Project 2—Effect of molecular structure on bonding and reactivity. This aspect of our work is directed towards the goal of predicting how molecular structure affects reactivity so as to develop a molecular-scale model of selective catalysis.  Prior studies of primary alcohols on O-covered Au established a general mechanism for selective oxidation and coupling reactions and also established a hierarchy of bonding strength that determined the competition for active sites during reactions. The hierarchy established for primary alcohols in model studies accurately predicted the conditions for controlling selectivity for methyl ester production under catalytic conditions using npAu.  In order to probe the effect of molecular structure on bonding and reactivity, the reactivity of different alcohols are bieng investigated on Au(110) containing Oads. This is the first in a series of experimental studies that will probe competitive bonding of various molecules to the surface. 
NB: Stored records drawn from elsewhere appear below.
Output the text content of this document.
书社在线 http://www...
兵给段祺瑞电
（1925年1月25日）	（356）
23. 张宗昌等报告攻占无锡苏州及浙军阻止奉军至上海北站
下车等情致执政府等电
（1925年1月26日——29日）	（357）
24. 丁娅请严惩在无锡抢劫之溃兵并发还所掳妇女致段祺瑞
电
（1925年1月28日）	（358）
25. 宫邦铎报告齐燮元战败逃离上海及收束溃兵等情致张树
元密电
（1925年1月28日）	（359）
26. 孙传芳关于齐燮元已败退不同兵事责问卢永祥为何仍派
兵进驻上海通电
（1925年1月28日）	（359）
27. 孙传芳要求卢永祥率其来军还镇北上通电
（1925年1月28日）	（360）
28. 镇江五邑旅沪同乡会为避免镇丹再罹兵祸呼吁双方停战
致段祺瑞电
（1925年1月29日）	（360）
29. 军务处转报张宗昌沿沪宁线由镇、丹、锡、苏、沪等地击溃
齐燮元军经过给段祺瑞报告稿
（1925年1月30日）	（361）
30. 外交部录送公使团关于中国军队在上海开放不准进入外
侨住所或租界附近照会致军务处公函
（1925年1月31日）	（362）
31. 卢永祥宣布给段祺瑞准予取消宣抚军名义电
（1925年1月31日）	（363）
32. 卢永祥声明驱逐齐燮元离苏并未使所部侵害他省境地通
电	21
Project 3 – Ozone-activated npAu catalyst for selective oxidative coupling reactions across pressure regimes (UHV to atmospheric conditions):  We have demonstrated that ozone-activated nanoporous gold (npAu) is a highly versatile catalyst for the production of various industrially relevant esters through self-coupling and cross-coupling of alcohols. The selectivity under realistic conditions corresponded directly to that on oxidized Au(111) and the catalyst can be recycled between various cross-coupling conditions with no permanent loss of activity. These investigations showed broader applicability across pressure regimes (UHV to atmospheric conditions) and the possibility to extend to unsaturated alcohols and aldehydes. We have also demonstrated the product selectivity for the cross-coupling of methanol and ethanol on oxygen-covered Au(111) as a function of the mole fraction of methanol deposited was demonstrated and for the cross-coupling of methanol and ethanol over npAu as a function of the gas phase mole fraction of MeOH, 150 °C, 50 mL/min, 20% O2.

Project 4 – Dynamics of restructuring in npAu catalysts: In order to investigate catalytically selective hydrogenation using np materials with engineered porosity and composition to improve activity and selectivity, we have demonstrated that ozone treatment of nanoporous gold (at 150 °C for 1 hour in 2% O3) resulted in high activity (and selectivity) for alcohol oxidation (i.e. coupling) reactions. The oxidation and reduction process appears to cause a restructuring of the catalyst); which appears to be responsible for the observed activity. The formation of metastable structures under reaction conditions appear to suggest a mechanism by which leaching of metals from the bulk occurs, resulting in metal-added intermediate formation. By taking advantage of both the high detection sensitivity and the controlled pulsing ofreactants provided by the temporal analysis of products reactor (TAP) technique, we found a clear evidence that O2 activation is due to residual silver atoms at the surface. These results showed that the apparent energy of O2 activation is comparable to the experimental results on a single-crystal Ag surfaces indicating that O2 activation occurs on clusters of Ag at the alloy surface. This is a clear experimental evidence that the residual Ag atoms are responsible for O2 activation and the investigations to date demonstrate that TAP reactor can be used to probe the activation of key reactants as well as to advance mechanistic understanding of oxidation reactions on npAu catalysts. We have utilized this knowledge for selective synthesis of methyl esters -methyl acetate and methyl butyrate - through catalytic O2-assisted cross coupling of methanol with ethanol or 1-butanol.